Since Monday, all the usual suspects—Musk sycophants, right-wingers, and online “free thinkers” (AKA right-wingers)—rushed to give Musk cover and convince us we didn’t see what we saw. Batya Ungar-Sargon, the Opinions editor at Newsweek, blamed the apparent Nazi salute on Musk’s diagnosed Asperger’s syndrome, which is a developmental disorder on the autism spectrum.
“Elon Musk is a friend to Jews,” Ungar-Sargon wrote, despite Musk’s website, Twitter/X, being a hotbed for neo-Nazis, some of whom Musk personally unbanned after buying the app, allowing pro-Nazi accounts to explode across the platform. Musk also often shares posts advocating for the white supremacist, anti-Semitic Great Replacement theory, among other anti-Semitic conspiracy theories. Earlier this month, he hopped on a friendly livestream with Alice Weidel, the chancellor candidate for the far-right Alternative for Germany party, during which they pushed disinformation about Adolf Hitler. Nonetheless, Batya Ungar-Sargon continued, “This is a man with Aspergers exuberantly throwing his heart to the crowd. We don’t need to invent outrage.”

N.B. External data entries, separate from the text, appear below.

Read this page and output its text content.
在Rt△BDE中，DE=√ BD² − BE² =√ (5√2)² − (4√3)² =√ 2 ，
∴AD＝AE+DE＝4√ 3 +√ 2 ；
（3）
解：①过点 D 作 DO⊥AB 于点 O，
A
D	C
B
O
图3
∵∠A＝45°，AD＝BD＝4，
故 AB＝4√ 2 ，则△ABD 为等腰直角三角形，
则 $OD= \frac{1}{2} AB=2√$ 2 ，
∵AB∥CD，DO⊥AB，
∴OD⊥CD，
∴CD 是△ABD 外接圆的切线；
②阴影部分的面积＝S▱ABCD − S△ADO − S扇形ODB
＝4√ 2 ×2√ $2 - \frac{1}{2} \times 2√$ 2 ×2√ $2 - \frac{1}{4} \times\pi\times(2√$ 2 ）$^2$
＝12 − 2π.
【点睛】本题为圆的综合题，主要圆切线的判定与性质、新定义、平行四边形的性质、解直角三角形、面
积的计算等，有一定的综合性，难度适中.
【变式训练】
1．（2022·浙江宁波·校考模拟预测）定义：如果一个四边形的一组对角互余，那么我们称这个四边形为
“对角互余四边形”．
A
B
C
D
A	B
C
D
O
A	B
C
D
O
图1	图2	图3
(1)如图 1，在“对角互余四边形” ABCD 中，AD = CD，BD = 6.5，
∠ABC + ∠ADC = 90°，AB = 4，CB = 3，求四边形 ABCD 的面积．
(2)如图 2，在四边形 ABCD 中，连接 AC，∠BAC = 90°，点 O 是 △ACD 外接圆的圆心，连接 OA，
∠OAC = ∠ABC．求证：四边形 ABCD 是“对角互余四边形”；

This seems to be the talking point that Musk’s apologists are running with: that we’re all being ableist if we believe Musk would perform a Nazi salute. This disingenuous line of defense would be stupid under any circumstance, but it’s all the more so since Musk openly used the ableist slur “retarded” throughout 2024.
Aaron Astor, a history professor at Maryville College in Tennessee, later posted in Musk’s defense, “This is a socially awkward autistic man’s wave to the crowd where he says ‘my heart goes out to you.’” The Anti-Defamation League, an organization that claims to combat anti-Semitism and promote civil liberties while instead backing Israel’s genocide and targeting pro-Palestine voices, shamelessly defended Musk’s salute, too. The organization similarly suggested that Musk is just an awkward, bumbling oaf who, at 53 years old, didn’t know better than to (allegedly) perform two Sieg Heils. “It seems that [Musk] made an awkward gesture in a moment of enthusiasm, not a Nazi salute, but again, we appreciate that people are on edge,” the organization wrote in a widely panned tweet. “In this moment, all sides should give one another a bit of grace, perhaps even the benefit of the doubt, and take a breath.”